Kakuzu, purely instinctively, pulled away… except he didn't move so much as a millimeter. Hashirama's hands didn't even look to be flexed and they still paralyzed the strongest ninja in Takigakure history purely from pressure.
A mad glint appeared in the dark-haired shinobi's eyes, and Kakuzu thought they looked like burning embers of coal in the cool Konoha night. This was another side of the calm, stoic leader of Konoha. The demonic side.
"Kakuzu, do you… like to gamble?"
After several hours of back and forth, Kakuzu fled from that rooftop. He fled at the behest of the Shodai Hokage, who filled Kakuzu's pockets with the heaviest golden coins he'd ever seen.
My god, the Shodai was terrible at gambling. And Kakuzu was too frugal to lose his pot to a goofball like that.
Hashirama told him to report to his leaders that the Hokage meant them no ill will for their attempt on his life- he'd come visit them within the following days. How, Kakuzu had no idea; he couldn't possibly know where their village was, could he?
Who was he kidding? Of course, he did. He knew everything. Even while they were playing cards, the man was laughable but razor sharp. After some (a lot) of sake, Hashirama had given him scouting reports for each of the major villages that had cropped up, smoothly slipping the tips and notes between frenetic stories of love and war before the times of the major villages. The man could laugh and be laughed at, but everytime Kakuzu's hand had been drawn back to move a chip or replace a card from his hand, the Shodai had the good sense to eye him warily.
Shinobi never let their guards down.
Except when he lost all his money.
The man became depressed; he was almost despondent, in fact. Kakuzu had no idea what to do. He tried to apologize but Hashirama waved him off, pointed in a direction, and said he'd 'see him in a few days anyway.' Was it a threat or a promise? Kakuzu had no idea. But between the small fortune he'd taken off the man and the apparent imminent arrival of the Shodai in a village whose greatest asset was its hidden location… he needed to get home. But that led to the next problem.

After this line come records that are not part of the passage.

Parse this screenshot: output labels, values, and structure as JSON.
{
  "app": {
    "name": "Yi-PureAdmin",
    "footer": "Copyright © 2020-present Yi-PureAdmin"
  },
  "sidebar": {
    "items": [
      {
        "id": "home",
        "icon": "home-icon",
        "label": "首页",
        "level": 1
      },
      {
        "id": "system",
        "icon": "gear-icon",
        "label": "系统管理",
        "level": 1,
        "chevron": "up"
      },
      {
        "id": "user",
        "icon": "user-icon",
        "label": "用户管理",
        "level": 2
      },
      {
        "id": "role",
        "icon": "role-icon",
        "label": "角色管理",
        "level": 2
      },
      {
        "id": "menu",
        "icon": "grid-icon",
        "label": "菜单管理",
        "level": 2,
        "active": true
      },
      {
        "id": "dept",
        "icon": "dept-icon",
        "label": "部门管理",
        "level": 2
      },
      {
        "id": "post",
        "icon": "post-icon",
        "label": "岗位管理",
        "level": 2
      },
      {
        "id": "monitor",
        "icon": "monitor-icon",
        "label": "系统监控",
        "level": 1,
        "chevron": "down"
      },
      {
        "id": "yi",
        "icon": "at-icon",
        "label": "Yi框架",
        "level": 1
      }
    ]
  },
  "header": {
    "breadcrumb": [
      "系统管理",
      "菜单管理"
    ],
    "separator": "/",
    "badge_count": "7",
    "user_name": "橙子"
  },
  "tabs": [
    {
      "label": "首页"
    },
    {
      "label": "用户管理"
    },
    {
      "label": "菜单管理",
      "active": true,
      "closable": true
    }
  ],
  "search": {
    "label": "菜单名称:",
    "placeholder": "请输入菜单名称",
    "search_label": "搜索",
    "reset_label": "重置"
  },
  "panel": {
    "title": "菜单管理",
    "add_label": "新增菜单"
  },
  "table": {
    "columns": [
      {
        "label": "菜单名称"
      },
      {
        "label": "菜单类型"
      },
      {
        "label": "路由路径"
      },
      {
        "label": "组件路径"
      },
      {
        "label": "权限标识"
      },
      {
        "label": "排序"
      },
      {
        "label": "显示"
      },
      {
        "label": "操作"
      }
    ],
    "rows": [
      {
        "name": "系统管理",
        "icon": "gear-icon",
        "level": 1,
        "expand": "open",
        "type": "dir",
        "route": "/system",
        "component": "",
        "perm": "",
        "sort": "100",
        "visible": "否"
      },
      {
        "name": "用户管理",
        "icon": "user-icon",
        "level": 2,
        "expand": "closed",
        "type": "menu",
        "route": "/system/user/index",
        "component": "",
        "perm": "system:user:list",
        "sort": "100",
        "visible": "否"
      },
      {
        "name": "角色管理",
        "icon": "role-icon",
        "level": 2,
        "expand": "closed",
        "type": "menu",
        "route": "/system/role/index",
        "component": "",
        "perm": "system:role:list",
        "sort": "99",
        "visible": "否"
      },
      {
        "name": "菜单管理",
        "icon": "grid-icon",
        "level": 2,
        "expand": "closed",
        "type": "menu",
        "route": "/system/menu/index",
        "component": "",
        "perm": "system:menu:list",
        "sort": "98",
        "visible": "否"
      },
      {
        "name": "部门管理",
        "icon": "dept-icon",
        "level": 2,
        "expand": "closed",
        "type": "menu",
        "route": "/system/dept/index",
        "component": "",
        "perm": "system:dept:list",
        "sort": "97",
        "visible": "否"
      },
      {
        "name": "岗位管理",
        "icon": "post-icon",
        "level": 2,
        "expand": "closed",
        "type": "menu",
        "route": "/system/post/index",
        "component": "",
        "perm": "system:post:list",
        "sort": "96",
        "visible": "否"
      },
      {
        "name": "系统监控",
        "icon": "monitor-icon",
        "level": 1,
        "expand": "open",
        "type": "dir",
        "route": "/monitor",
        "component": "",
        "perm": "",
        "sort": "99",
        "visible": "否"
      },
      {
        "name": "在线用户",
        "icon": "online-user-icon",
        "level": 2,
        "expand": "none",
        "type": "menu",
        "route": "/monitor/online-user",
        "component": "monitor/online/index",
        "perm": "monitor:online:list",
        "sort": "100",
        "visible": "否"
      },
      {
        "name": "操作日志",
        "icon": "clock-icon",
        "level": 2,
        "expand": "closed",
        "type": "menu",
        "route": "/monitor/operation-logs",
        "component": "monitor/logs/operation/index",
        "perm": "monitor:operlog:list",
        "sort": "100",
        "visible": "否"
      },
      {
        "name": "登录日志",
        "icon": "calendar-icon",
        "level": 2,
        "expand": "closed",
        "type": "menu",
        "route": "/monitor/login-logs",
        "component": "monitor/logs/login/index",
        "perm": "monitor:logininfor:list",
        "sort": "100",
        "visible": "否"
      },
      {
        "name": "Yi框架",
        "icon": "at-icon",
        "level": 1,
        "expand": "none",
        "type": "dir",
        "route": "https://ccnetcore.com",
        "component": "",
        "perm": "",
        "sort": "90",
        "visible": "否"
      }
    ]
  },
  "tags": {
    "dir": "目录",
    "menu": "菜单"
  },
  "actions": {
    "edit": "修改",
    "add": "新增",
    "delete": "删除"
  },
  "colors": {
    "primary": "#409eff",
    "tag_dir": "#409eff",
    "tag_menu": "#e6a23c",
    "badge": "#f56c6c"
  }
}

His mission had been a failure- but was it ever even supposed to succeed? Was there ever really a chance? What if he'd tried to attack Hashirama despite being found out anyway? He'd never failed a mission before… it made him angry, to stain his reputation so ridiculously.
But Kakuzu did like the feeling of these coins in his pockets… a bit too much. Maybe his leaders wouldn't think it too much of a loss that he'd all but robbed the Senju (and Konoha) of a small nation's war chest in the span of a few hours.
Sure, he didn't take their leader's heart as directed, but he did just secure Taki's expenses for the next 30 years. And this mission was for Takigakure, after all.
For his home. Something that would never betray him.
The jingle in his pockets made such beautiful sounds. He slipped a free hand down to grasp the coins and felt their cool metal slip against his fingers.
He'd never get tired of this feeling, so long as he lived.